Tersandung Kasus Pemerasan THR, KPK Tetapkan Bupati & Sekda Cilacap Sebagai Tersangka.(dok, kpk)
GoSumatera.com - Komisi Pemberantasan Korupsi menetapkan Bupati Cilacap, Syamsul Auliya Rachman, sebagai tersangka atas dugaan tindak gratifikasi dengan membagikan sejumlah uang kepada Forum Koordinasi Pimpinan Daerah (Forkopimda) di Kabupaten Cilacap, Provinsi Jawa Tengah.
Selain Syamsul, KPK juga menetapkan Sekretaris Daerah Kabupaten Cilacap, Sadmoko Danardono sebagai tersangka.
"Sadmoko Danardono selaku Sekretaris Daerah Kabupaten Cilacap, mengumpulkan uang untuk kebutuhan memberikan THR untuk pribadi dan pihak-pihak eksternal, yaitu Forkopimda di lingkungan Pemkab Cilacap," kata Deputi Penindakan dan Eksekusi KPK, Asep Guntur Rahayu, di Gedung KPK, Jakarta Selatan, Sabtu (14/3/2026).
Untuk memenuhi target pembagian THR lebaran kepada aparatur Forkopimda Cilacap, Sadmoko memerintahkan seluruh perangkat daerah di kabupaten tersebut untuk memberikan setoran dengan target mencapai Rp75 juta hingga Rp100 juta di setiap instansi.
Namun realisasinya, Sadmoko hanya berhasil menghimpun setoran yang diterima beragam mulaidari Rp3 juta hingga Rp100 juta per perangkat daerah.
Asep menjelaskan bahwa nominal setoran masing-masing organisasi perangkat daerah diatur oleh Ferry Adhi Darma selaku Asisten II Kabupaten Cilacap. Untuk menghimpun iuran THR tersebut, Sadmoko tak segan mengerahkan Satpol PP untuk menagih setiap kepala perangkat daerah.

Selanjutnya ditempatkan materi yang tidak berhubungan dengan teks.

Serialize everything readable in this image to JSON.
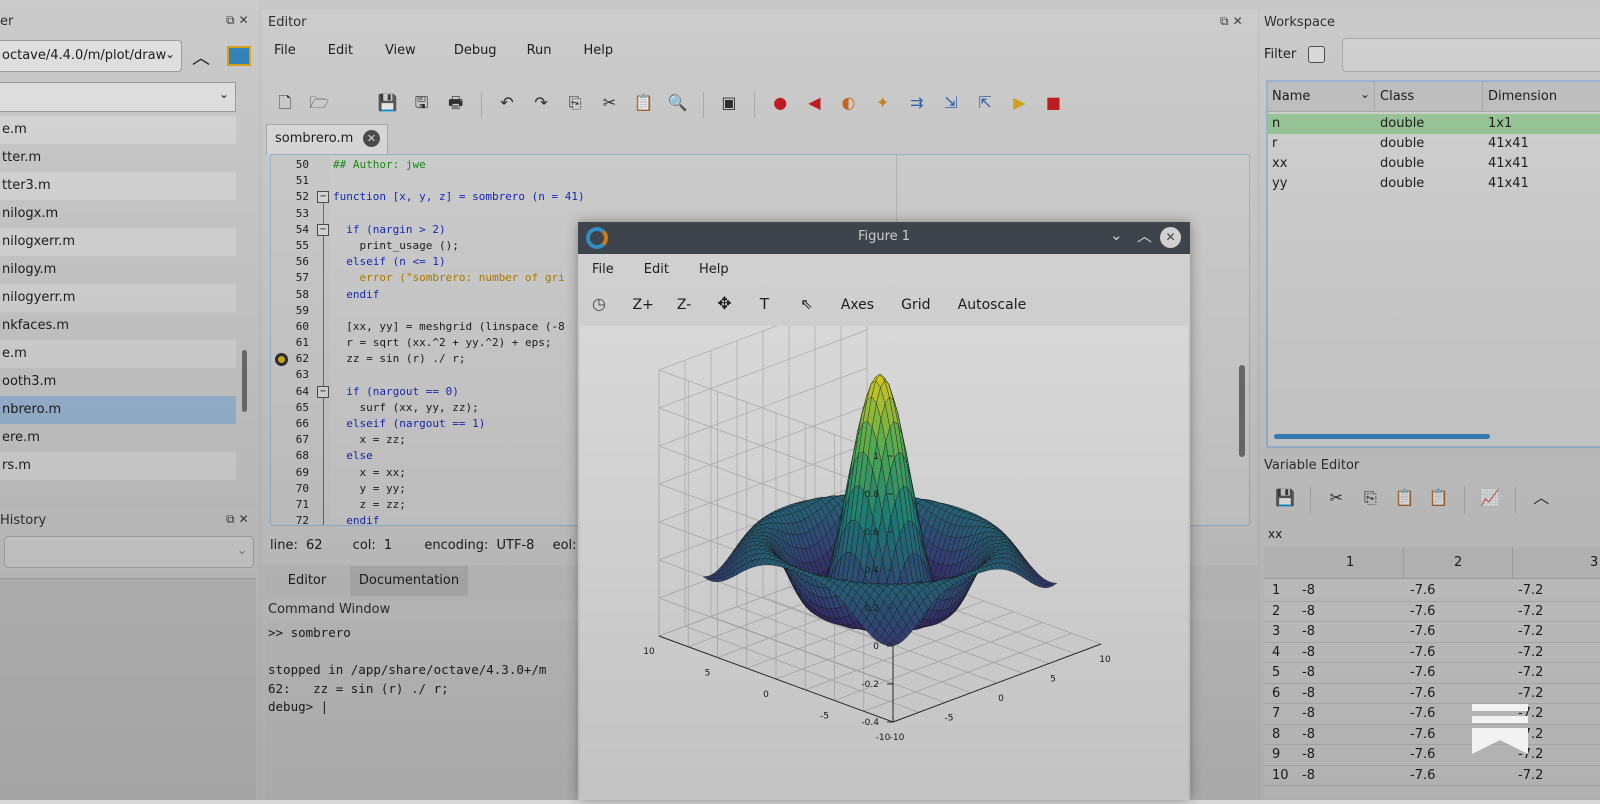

"Bahwa selanjutnya, dalam periode 9-13 Maret 2025, sebanyak 23perangkat daerah Kabupaten Cilacap telah menyetorkan permintaan Bupati yang dikumpulkan melalui FER dengan total mencapai Rp610juta," jelas Asep.
Hingga akhirnya, pada Jumat 13 Maret 2026, melalui operasi tangkap tangan, KPK mengamankan 27 orang dengan berbagai jabatan di Kabupaten Cilacap. Dari 27 orang tersebut, 13 di antaranya diangkut ke Jakarta dan dilakukan pemeriksaan intensif hingga kemudian ditetapkan dua tersangka yaitu Auliya dan Sadmoko.
KPK berhasil mengamankan uang tunai Rp610 juta yang terbagi dalam sejumlah goodie bag yang siap disetorkan kepada masing-masing pimpinan Forkopimda Cilacap.
KPK selanjutnya melakukan penahanan terhadap para Tersangka untuk 20hari pertama sejak 14 Maret sampai 2 April 2026. Penahanan dilakukan di Rumah Tahanan Negara (Rutan) Cabang Gedung Merah Putih KPK.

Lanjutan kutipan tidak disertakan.